What are stable versions? Well. Unlike a traditional piece of writing, a Wikipedia article is never finished. Over time mistakes get removed, but they also get inserted; writing sometimes gets better, but it doesn't always stay better.

Stable versions are particular revisions of an article that are marked as superior. You'll be able to read a stable version and trust that the very text you're reading has been vetted, that someone didn't add "leona is gay!" five seconds before you opened the page.

Plus, stylistic edits will stick! Right now, you can go through a whole article and shoehorn it into a tight, structured, beautifully clear piece of writing. I used to spend hours doing that. But after a couple months of heavy editing -- people appending facts willy-nilly -- the article always descends back into the murk. It gets more accurate, but waaaaaay less readable. Theoretically, stable versions will fix this problem by inserting periodic finish lines.

Anyway, stable versions are coded into software, but there are a lot of kinks to be worked out before they're actually rolled out. (Social kinks, not technical ones.) In social software, interface decisions are political decisions, so we've got to tread carefully.

The other interesting thing in the podcast: discussion about the million-dollar donation wikipedia just got. It's a fucking godsend. No more need for advertising. (It's sort of funny that five minutes of talking to a rich guy pays off more than years of painstaking debate. Interesting times we're living in.)

But Andrew Lih's also got a dead-on analysis of where the foundation is going wrong. It should be spending its energy trying to keep the community healthy, but it doesn't even have tools for monitoring the community's health.

One of the biggest things that we've had problems with currently is statistics -- I mean, we haven't had good english-langauge statistics since 2006, which is absolutely unforgivable given the way things are going on now.

If we have one million dollars a year, a good chunk of that should be dedicated to finding out what's going on in the community. Is it healthy? Are these projects sustainable? Identifying places of weakness, of strength, and strategizing over that.

We don't need twenty staff members to do that. We do need a statistics server. We do need CPU power, memory, and computing power to do that. And that's something that has been ignored for at least 2 years now, and that's something we really need to do, but we don't have that on the radar screen of the foundation right now.

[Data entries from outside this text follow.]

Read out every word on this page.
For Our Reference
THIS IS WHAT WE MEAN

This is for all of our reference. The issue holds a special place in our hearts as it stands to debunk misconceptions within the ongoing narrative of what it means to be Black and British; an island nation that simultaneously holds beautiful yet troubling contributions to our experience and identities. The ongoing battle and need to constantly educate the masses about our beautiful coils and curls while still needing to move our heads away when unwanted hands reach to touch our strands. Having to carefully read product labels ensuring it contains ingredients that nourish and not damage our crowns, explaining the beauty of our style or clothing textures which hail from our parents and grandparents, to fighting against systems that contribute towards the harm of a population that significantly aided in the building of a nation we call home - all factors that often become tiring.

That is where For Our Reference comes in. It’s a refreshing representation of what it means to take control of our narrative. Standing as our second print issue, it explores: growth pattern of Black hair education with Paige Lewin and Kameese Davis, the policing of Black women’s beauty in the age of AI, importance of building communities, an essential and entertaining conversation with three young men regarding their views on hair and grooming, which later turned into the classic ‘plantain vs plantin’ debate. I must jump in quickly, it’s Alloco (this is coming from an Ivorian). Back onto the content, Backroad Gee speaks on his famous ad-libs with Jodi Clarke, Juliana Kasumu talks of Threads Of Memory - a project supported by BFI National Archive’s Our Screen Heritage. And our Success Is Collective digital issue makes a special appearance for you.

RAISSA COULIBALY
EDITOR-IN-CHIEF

The dump of the entire english language database is 133 gigabytes! Which means just downloading takes a long time, and to uncompress it, to process it, you need a computer with tons of memory, and we're not talking like 4 gigs or 8 gigs; we're talking multiple tens of gigabytes just to load it into memory, and that's something we just don't have but I think is extremely important.

Tuesday, April 01, 2008

Wikimedia receives 3-year, $3,000,000 grant. That's a large fraction of the budget (and it's from the alfred p sloan foundation, in case you're worried).

Sunday, March 30, 2008

Some tech kids from the university of edinburgh sent me a link to wiki-answers, their wikipedia search engine.